Erotic love diminishes and/or dies in a relationship, some would say after the first year. Couple become delusioned when their sex life seems to generate the same excitement it once did, but that is the progression of all relationships. Some accept that and look for ways in the relationship to rediscover excitement; other turn to others outside the relation for that or to bring in a third party to pump up the excitement.
Dan Savage speaks of “monogamish” relationships where there are intermittent brief departures from the rules of monogamy, and I’ve often suggest that perhaps we should have a free hall pass to explore a larger world, similar to the rumspringa in Amish communities. “Rumspringa” is translated into English as a period of “jumping or hopping around.” Its function is a period free of the constraints of the Amish community such that once the person gets this out of their system they can make an informed consent about returning to the more rigid restrictions of the community.
Perhaps all relationships could benefit from this freedom, a chance to discover that perhaps that freedom wasn’t all it was cracked up to be and the person returns to a stronger commitment to the values of the community or the relationship.

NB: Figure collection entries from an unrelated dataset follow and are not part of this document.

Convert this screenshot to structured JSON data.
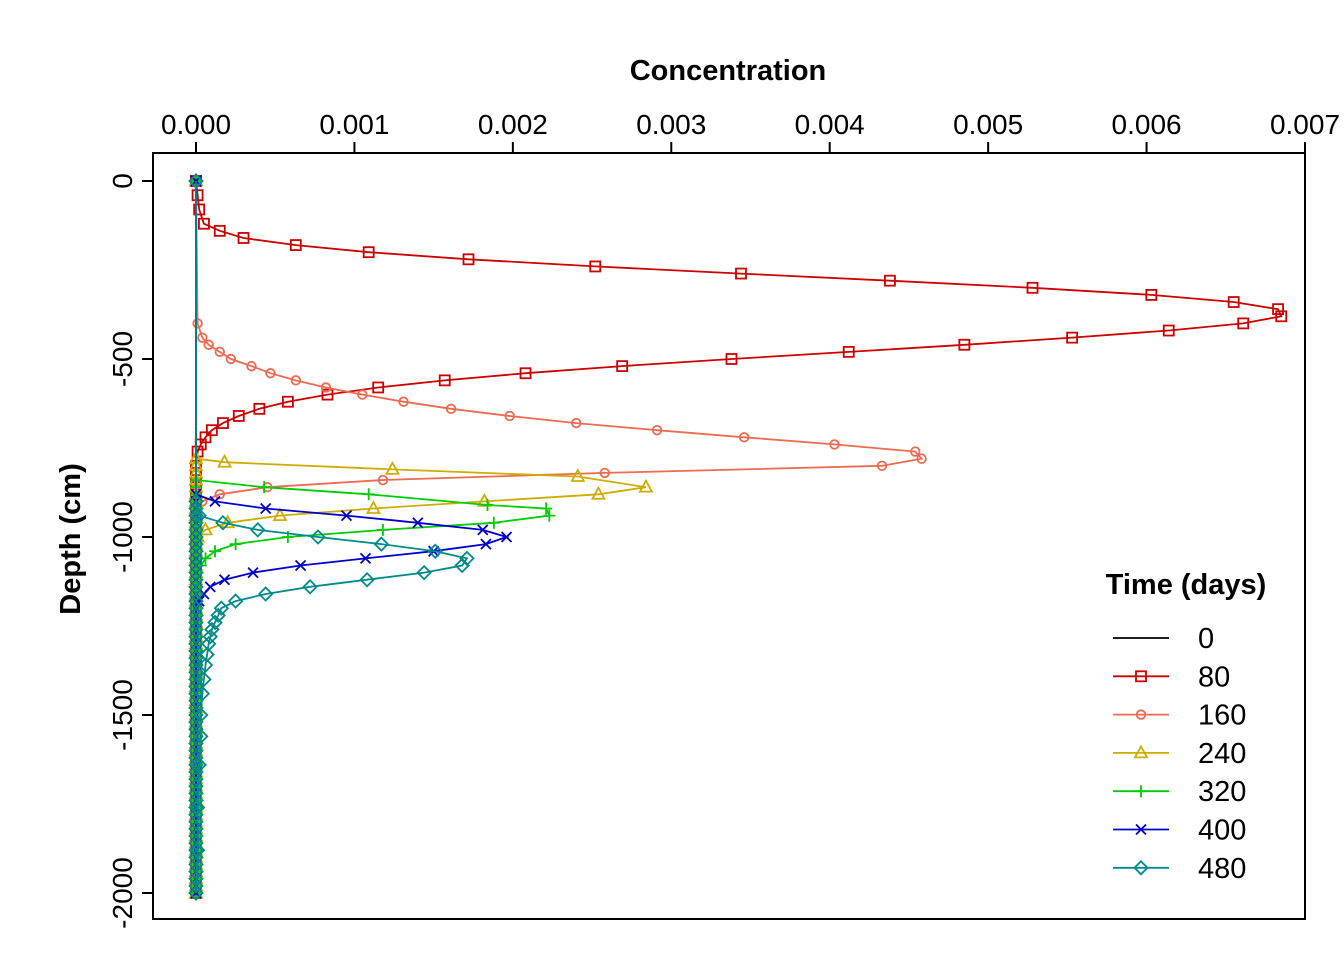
{
  "chart_data": {
    "type": "line",
    "title": "",
    "xlabel": "Concentration",
    "ylabel": "Depth (cm)",
    "xlim": [
      0,
      0.007
    ],
    "ylim": [
      -2000,
      0
    ],
    "x_ticks": [
      "0.000",
      "0.001",
      "0.002",
      "0.003",
      "0.004",
      "0.005",
      "0.006",
      "0.007"
    ],
    "y_ticks": [
      "0",
      "-500",
      "-1000",
      "-1500",
      "-2000"
    ],
    "x_axis_position": "top",
    "y_axis_reversed": false,
    "grid": false,
    "legend": {
      "title": "Time (days)",
      "placement": "bottom-right"
    },
    "series": [
      {
        "name": "0",
        "color": "#000000",
        "marker": "none",
        "points": [
          [
            0,
            0
          ],
          [
            0,
            -2000
          ]
        ]
      },
      {
        "name": "80",
        "color": "#CD0000",
        "marker": "square",
        "points": [
          [
            0,
            0
          ],
          [
            1e-05,
            -40
          ],
          [
            2e-05,
            -80
          ],
          [
            5e-05,
            -120
          ],
          [
            0.00015,
            -140
          ],
          [
            0.0003,
            -160
          ],
          [
            0.00063,
            -180
          ],
          [
            0.00109,
            -200
          ],
          [
            0.00172,
            -220
          ],
          [
            0.00252,
            -240
          ],
          [
            0.00344,
            -260
          ],
          [
            0.00438,
            -280
          ],
          [
            0.00528,
            -300
          ],
          [
            0.00603,
            -320
          ],
          [
            0.00655,
            -340
          ],
          [
            0.00683,
            -360
          ],
          [
            0.00685,
            -380
          ],
          [
            0.00661,
            -400
          ],
          [
            0.00614,
            -420
          ],
          [
            0.00553,
            -440
          ],
          [
            0.00485,
            -460
          ],
          [
            0.00412,
            -480
          ],
          [
            0.00338,
            -500
          ],
          [
            0.00269,
            -520
          ],
          [
            0.00208,
            -540
          ],
          [
            0.00157,
            -560
          ],
          [
            0.00115,
            -580
          ],
          [
            0.00083,
            -600
          ],
          [
            0.00058,
            -620
          ],
          [
            0.0004,
            -640
          ],
          [
            0.00027,
            -660
          ],
          [
            0.00017,
            -680
          ],
          [
            0.0001,
            -700
          ],
          [
            6e-05,
            -720
          ],
          [
            3e-05,
            -740
          ],
          [
            1e-05,
            -760
          ],
          [
            0,
            -800
          ],
          [
            0,
            -2000
          ]
        ]
      },
      {
        "name": "160",
        "color": "#EE6A50",
        "marker": "circle",
        "points": [
          [
            0,
            0
          ],
          [
            1e-05,
            -400
          ],
          [
            4e-05,
            -440
          ],
          [
            8e-05,
            -460
          ],
          [
            0.00015,
            -480
          ],
          [
            0.00022,
            -500
          ],
          [
            0.00035,
            -520
          ],
          [
            0.00047,
            -540
          ],
          [
            0.00063,
            -560
          ],
          [
            0.00082,
            -580
          ],
          [
            0.00105,
            -600
          ],
          [
            0.00131,
            -620
          ],
          [
            0.00161,
            -640
          ],
          [
            0.00198,
            -660
          ],
          [
            0.0024,
            -680
          ],
          [
            0.00291,
            -700
          ],
          [
            0.00346,
            -720
          ],
          [
            0.00403,
            -740
          ],
          [
            0.00454,
            -760
          ],
          [
            0.00458,
            -780
          ],
          [
            0.00433,
            -800
          ],
          [
            0.00258,
            -820
          ],
          [
            0.00118,
            -840
          ],
          [
            0.00045,
            -860
          ],
          [
            0.00015,
            -880
          ],
          [
            4e-05,
            -900
          ],
          [
            1e-05,
            -920
          ],
          [
            0,
            -960
          ],
          [
            0,
            -2000
          ]
        ]
      },
      {
        "name": "240",
        "color": "#CDAD00",
        "marker": "triangle",
        "points": [
          [
            0,
            0
          ],
          [
            0,
            -780
          ],
          [
            0.00018,
            -790
          ],
          [
            0.00124,
            -810
          ],
          [
            0.00241,
            -830
          ],
          [
            0.00284,
            -860
          ],
          [
            0.00254,
            -880
          ],
          [
            0.00182,
            -900
          ],
          [
            0.00112,
            -920
          ],
          [
            0.00053,
            -940
          ],
          [
            0.0002,
            -960
          ],
          [
            6e-05,
            -980
          ],
          [
            1e-05,
            -1000
          ],
          [
            0,
            -1040
          ],
          [
            0,
            -2000
          ]
        ]
      },
      {
        "name": "320",
        "color": "#00CD00",
        "marker": "plus",
        "points": [
          [
            0,
            0
          ],
          [
            0,
            -840
          ],
          [
            0.00043,
            -860
          ],
          [
            0.00109,
            -880
          ],
          [
            0.00184,
            -910
          ],
          [
            0.00221,
            -920
          ],
          [
            0.00223,
            -940
          ],
          [
            0.00188,
            -960
          ],
          [
            0.00118,
            -980
          ],
          [
            0.00058,
            -1000
          ],
          [
            0.00025,
            -1020
          ],
          [
            0.00012,
            -1040
          ],
          [
            6e-05,
            -1060
          ],
          [
            3e-05,
            -1080
          ],
          [
            1e-05,
            -1100
          ],
          [
            0,
            -1140
          ],
          [
            0,
            -2000
          ]
        ]
      },
      {
        "name": "400",
        "color": "#0000CD",
        "marker": "x",
        "points": [
          [
            0,
            0
          ],
          [
            0,
            -880
          ],
          [
            0.00012,
            -900
          ],
          [
            0.00044,
            -920
          ],
          [
            0.00095,
            -940
          ],
          [
            0.0014,
            -960
          ],
          [
            0.00181,
            -980
          ],
          [
            0.00196,
            -1000
          ],
          [
            0.00183,
            -1020
          ],
          [
            0.0015,
            -1040
          ],
          [
            0.00107,
            -1060
          ],
          [
            0.00066,
            -1080
          ],
          [
            0.00036,
            -1100
          ],
          [
            0.00018,
            -1120
          ],
          [
            9e-05,
            -1140
          ],
          [
            5e-05,
            -1160
          ],
          [
            2e-05,
            -1180
          ],
          [
            0,
            -1200
          ],
          [
            0,
            -2000
          ]
        ]
      },
      {
        "name": "480",
        "color": "#008B8B",
        "marker": "diamond",
        "points": [
          [
            0,
            0
          ],
          [
            0,
            -900
          ],
          [
            2e-05,
            -940
          ],
          [
            0.00017,
            -960
          ],
          [
            0.00039,
            -980
          ],
          [
            0.00077,
            -1000
          ],
          [
            0.00117,
            -1020
          ],
          [
            0.00151,
            -1040
          ],
          [
            0.00171,
            -1060
          ],
          [
            0.00168,
            -1080
          ],
          [
            0.00144,
            -1100
          ],
          [
            0.00108,
            -1120
          ],
          [
            0.00072,
            -1140
          ],
          [
            0.00044,
            -1160
          ],
          [
            0.00025,
            -1180
          ],
          [
            0.00016,
            -1200
          ],
          [
            0.00014,
            -1220
          ],
          [
            0.00012,
            -1240
          ],
          [
            0.0001,
            -1260
          ],
          [
            9e-05,
            -1280
          ],
          [
            8e-05,
            -1300
          ],
          [
            7e-05,
            -1330
          ],
          [
            6e-05,
            -1360
          ],
          [
            5e-05,
            -1400
          ],
          [
            4e-05,
            -1440
          ],
          [
            3e-05,
            -1500
          ],
          [
            3e-05,
            -1560
          ],
          [
            2e-05,
            -1640
          ],
          [
            1e-05,
            -1760
          ],
          [
            1e-05,
            -1880
          ],
          [
            0,
            -2000
          ]
        ]
      }
    ]
  }
}
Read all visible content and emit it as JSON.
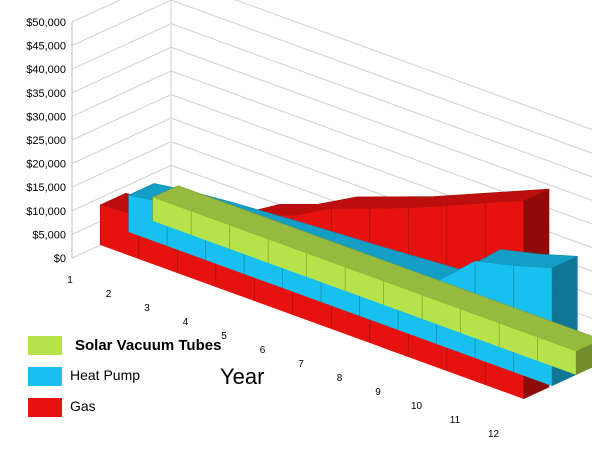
{
  "chart_data": {
    "type": "area",
    "title": "",
    "xlabel": "Year",
    "ylabel": "",
    "x": [
      1,
      2,
      3,
      4,
      5,
      6,
      7,
      8,
      9,
      10,
      11,
      12
    ],
    "y_ticks": [
      "$0",
      "$5,000",
      "$10,000",
      "$15,000",
      "$20,000",
      "$25,000",
      "$30,000",
      "$35,000",
      "$40,000",
      "$45,000",
      "$50,000"
    ],
    "ylim": [
      0,
      50000
    ],
    "grid": true,
    "legend_position": "bottom-left",
    "series": [
      {
        "name": "Solar Vacuum Tubes",
        "color": "#b6e34a",
        "values": [
          5000,
          5000,
          5000,
          5000,
          5000,
          5000,
          5000,
          5000,
          5000,
          5000,
          5000,
          5000
        ]
      },
      {
        "name": "Heat Pump",
        "color": "#18c0f0",
        "values": [
          7800,
          9000,
          9800,
          10400,
          11000,
          11500,
          12000,
          12600,
          13200,
          20500,
          22500,
          25000
        ]
      },
      {
        "name": "Gas",
        "color": "#e51210",
        "values": [
          8500,
          9000,
          10500,
          13000,
          18000,
          21000,
          25500,
          28500,
          31500,
          35000,
          38500,
          42000
        ]
      }
    ]
  }
}
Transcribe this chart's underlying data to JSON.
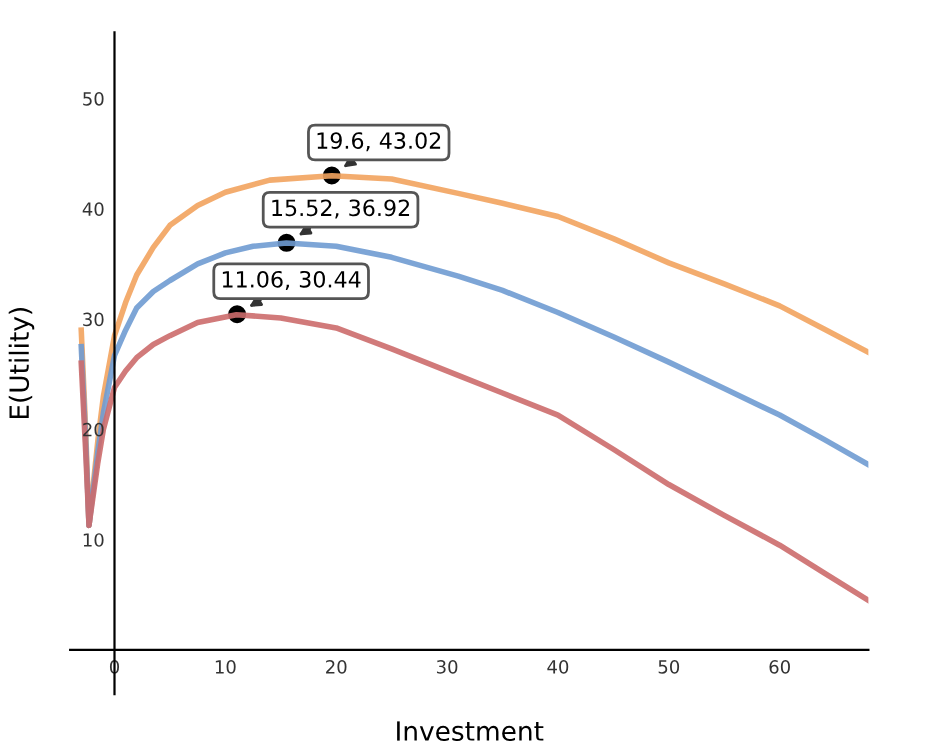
{
  "chart_data": {
    "type": "line",
    "xlabel": "Investment",
    "ylabel": "E(Utility)",
    "xlim": [
      -4,
      68
    ],
    "ylim": [
      -4,
      56
    ],
    "xticks": [
      0,
      10,
      20,
      30,
      40,
      50,
      60
    ],
    "yticks": [
      10,
      20,
      30,
      40,
      50
    ],
    "grid": false,
    "marker": "none",
    "line_style": "solid",
    "series": [
      {
        "color": "#f2a35e",
        "x": [
          -3,
          -2.6,
          -2.3,
          -1.5,
          -1,
          0,
          1,
          2,
          3.5,
          5,
          7.5,
          10,
          14,
          19.6,
          25,
          31,
          35,
          40,
          45,
          50,
          55,
          60,
          64,
          68
        ],
        "values": [
          29,
          20,
          11.3,
          19,
          23,
          28.5,
          31.5,
          34,
          36.5,
          38.5,
          40.3,
          41.5,
          42.6,
          43,
          42.7,
          41.4,
          40.5,
          39.3,
          37.3,
          35.1,
          33.2,
          31.2,
          29.1,
          27
        ]
      },
      {
        "color": "#6f9bd1",
        "x": [
          -3,
          -2.6,
          -2.3,
          -1.5,
          -1,
          0,
          1,
          2,
          3.5,
          5,
          7.5,
          10,
          12.5,
          15.5,
          20,
          25,
          31,
          35,
          40,
          45,
          50,
          55,
          60,
          64,
          68
        ],
        "values": [
          27.5,
          19,
          11.3,
          18,
          21.5,
          26.7,
          29,
          31,
          32.5,
          33.5,
          35,
          36,
          36.6,
          36.9,
          36.6,
          35.6,
          33.9,
          32.6,
          30.6,
          28.4,
          26.1,
          23.7,
          21.3,
          19.1,
          16.8
        ]
      },
      {
        "color": "#cc6b6b",
        "x": [
          -3,
          -2.6,
          -2.3,
          -1.5,
          -1,
          0,
          1,
          2,
          3.5,
          5,
          7.5,
          11,
          15,
          20,
          25,
          31,
          35,
          40,
          45,
          50,
          55,
          60,
          64,
          68
        ],
        "values": [
          26,
          18,
          11.3,
          17,
          20,
          23.8,
          25.3,
          26.5,
          27.7,
          28.5,
          29.7,
          30.4,
          30.1,
          29.2,
          27.3,
          24.9,
          23.3,
          21.3,
          18.2,
          15,
          12.2,
          9.5,
          7,
          4.5
        ]
      }
    ],
    "annotations": [
      {
        "text": "19.6, 43.02",
        "x": 19.6,
        "y": 43.02
      },
      {
        "text": "15.52, 36.92",
        "x": 15.52,
        "y": 36.92
      },
      {
        "text": "11.06, 30.44",
        "x": 11.06,
        "y": 30.44
      }
    ]
  }
}
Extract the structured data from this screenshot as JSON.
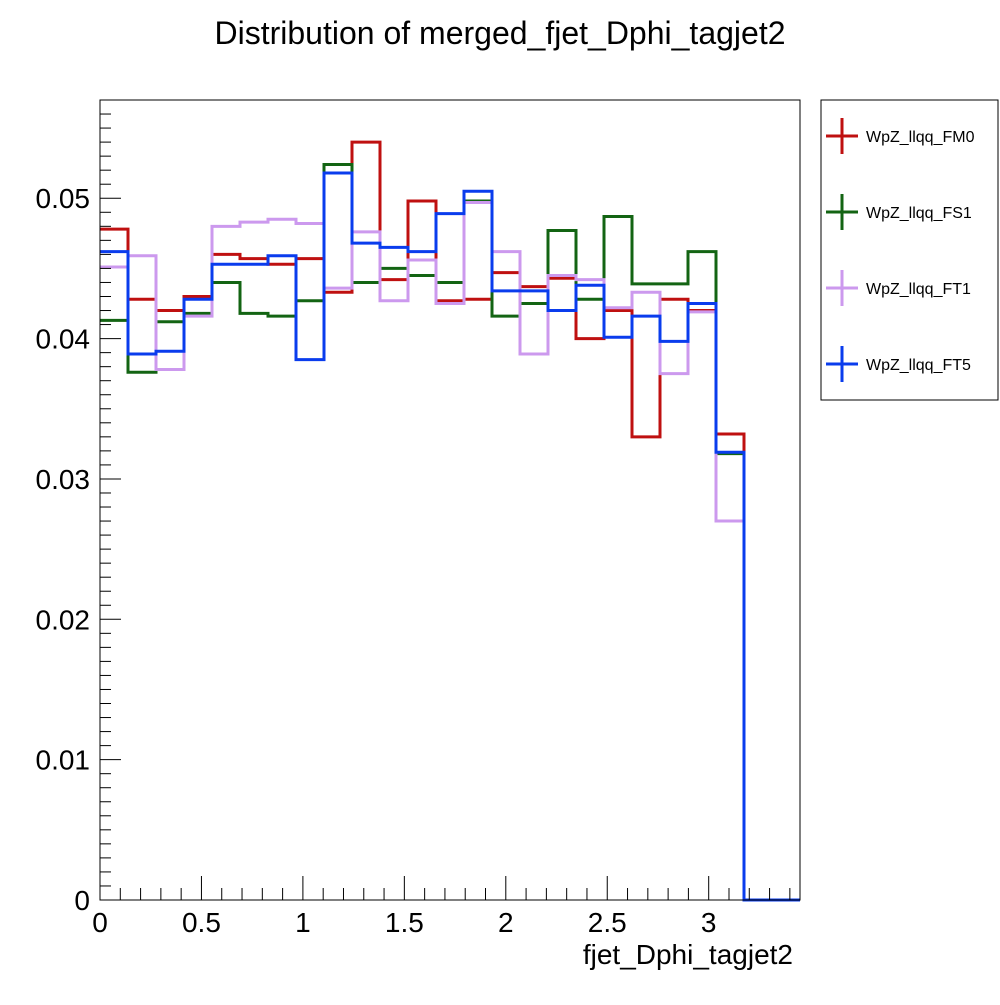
{
  "chart_data": {
    "type": "line",
    "title": "Distribution of merged_fjet_Dphi_tagjet2",
    "xlabel": "fjet_Dphi_tagjet2",
    "ylabel": "",
    "xlim": [
      0,
      3.45
    ],
    "ylim": [
      0,
      0.057
    ],
    "xticks": [
      0,
      0.5,
      1,
      1.5,
      2,
      2.5,
      3
    ],
    "xtick_labels": [
      "0",
      "0.5",
      "1",
      "1.5",
      "2",
      "2.5",
      "3"
    ],
    "yticks": [
      0,
      0.01,
      0.02,
      0.03,
      0.04,
      0.05
    ],
    "ytick_labels": [
      "0",
      "0.01",
      "0.02",
      "0.03",
      "0.04",
      "0.05"
    ],
    "bin_edges": [
      0,
      0.138,
      0.276,
      0.414,
      0.552,
      0.69,
      0.828,
      0.966,
      1.104,
      1.242,
      1.38,
      1.518,
      1.656,
      1.794,
      1.932,
      2.07,
      2.208,
      2.346,
      2.484,
      2.622,
      2.76,
      2.898,
      3.036,
      3.174,
      3.312,
      3.45
    ],
    "grid": false,
    "legend_position": "right",
    "series": [
      {
        "name": "WpZ_llqq_FM0",
        "color": "#bf1010",
        "values": [
          0.0478,
          0.0428,
          0.042,
          0.043,
          0.046,
          0.0457,
          0.0453,
          0.0457,
          0.0433,
          0.054,
          0.0442,
          0.0498,
          0.0427,
          0.0428,
          0.0447,
          0.0437,
          0.0443,
          0.04,
          0.042,
          0.033,
          0.0428,
          0.042,
          0.0332,
          0.0,
          0.0
        ]
      },
      {
        "name": "WpZ_llqq_FS1",
        "color": "#136413",
        "values": [
          0.0413,
          0.0376,
          0.0412,
          0.0418,
          0.044,
          0.0418,
          0.0416,
          0.0427,
          0.0524,
          0.044,
          0.045,
          0.0445,
          0.044,
          0.0498,
          0.0416,
          0.0425,
          0.0477,
          0.0428,
          0.0487,
          0.0439,
          0.0439,
          0.0462,
          0.0318,
          0.0,
          0.0
        ]
      },
      {
        "name": "WpZ_llqq_FT1",
        "color": "#cc99ee",
        "values": [
          0.0451,
          0.0459,
          0.0378,
          0.0416,
          0.048,
          0.0483,
          0.0485,
          0.0482,
          0.0436,
          0.0476,
          0.0427,
          0.0456,
          0.0425,
          0.0497,
          0.0462,
          0.0389,
          0.0445,
          0.0442,
          0.0422,
          0.0433,
          0.0375,
          0.0419,
          0.027,
          0.0,
          0.0
        ]
      },
      {
        "name": "WpZ_llqq_FT5",
        "color": "#0a3ced",
        "values": [
          0.0462,
          0.0389,
          0.0391,
          0.0428,
          0.0453,
          0.0453,
          0.0459,
          0.0385,
          0.0518,
          0.0468,
          0.0465,
          0.0462,
          0.0489,
          0.0505,
          0.0434,
          0.0434,
          0.042,
          0.0438,
          0.0401,
          0.0416,
          0.0398,
          0.0425,
          0.0319,
          0.0,
          0.0
        ]
      }
    ]
  }
}
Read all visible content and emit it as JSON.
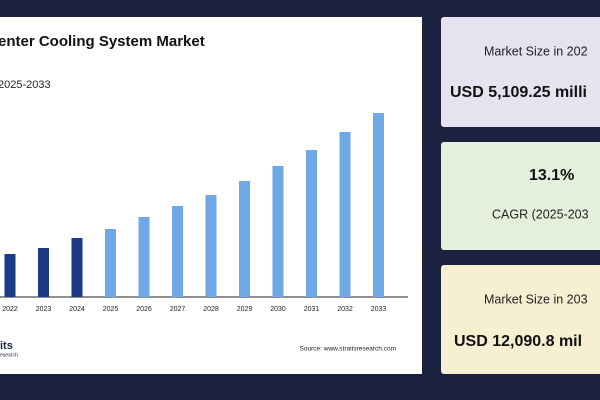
{
  "chart_data": {
    "type": "bar",
    "title": "enter Cooling System Market",
    "subtitle": "2025-2033",
    "categories": [
      "2022",
      "2023",
      "2024",
      "2025",
      "2026",
      "2027",
      "2028",
      "2029",
      "2030",
      "2031",
      "2032",
      "2033"
    ],
    "values": [
      2826,
      3220,
      3877,
      4468,
      5257,
      5980,
      6703,
      7622,
      8608,
      9660,
      10843,
      12091
    ],
    "colors": [
      "#1b3b85",
      "#1b3b85",
      "#1b3b85",
      "#6fa8e6",
      "#6fa8e6",
      "#6fa8e6",
      "#6fa8e6",
      "#6fa8e6",
      "#6fa8e6",
      "#6fa8e6",
      "#6fa8e6",
      "#6fa8e6"
    ],
    "source": "Source: www.straitsresearch.com",
    "logo": "its",
    "logo_sub": "esearch"
  },
  "cards": [
    {
      "label": "Market Size in 202",
      "value": "USD 5,109.25 milli"
    },
    {
      "label": "CAGR (2025-203",
      "value": "13.1%"
    },
    {
      "label": "Market Size in 203",
      "value": "USD 12,090.8 mil"
    }
  ]
}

Many of us value monogamy, but we’re not very good at it, and there is a pressure to terminate a relationship if the boundaries of the relationship were breached: “One a cheater, always a cheater. Get rid of him/her.”
I believe that infidelity is more about lies and deception that it is about what one does with their genitalia, and you seem to recognize that that was your primary failing. I agree. Trust can be re-established. It does require forgiving yourself but it also involves accepting responsibility for your behavior and also a sense of empathy for what the other person experienced. The apology also demands a promise not to re-offend, but that might also involve a mutual agreement about re-negotiating the rules of the relationship to make it more monogamish or to allow for a rumspringa.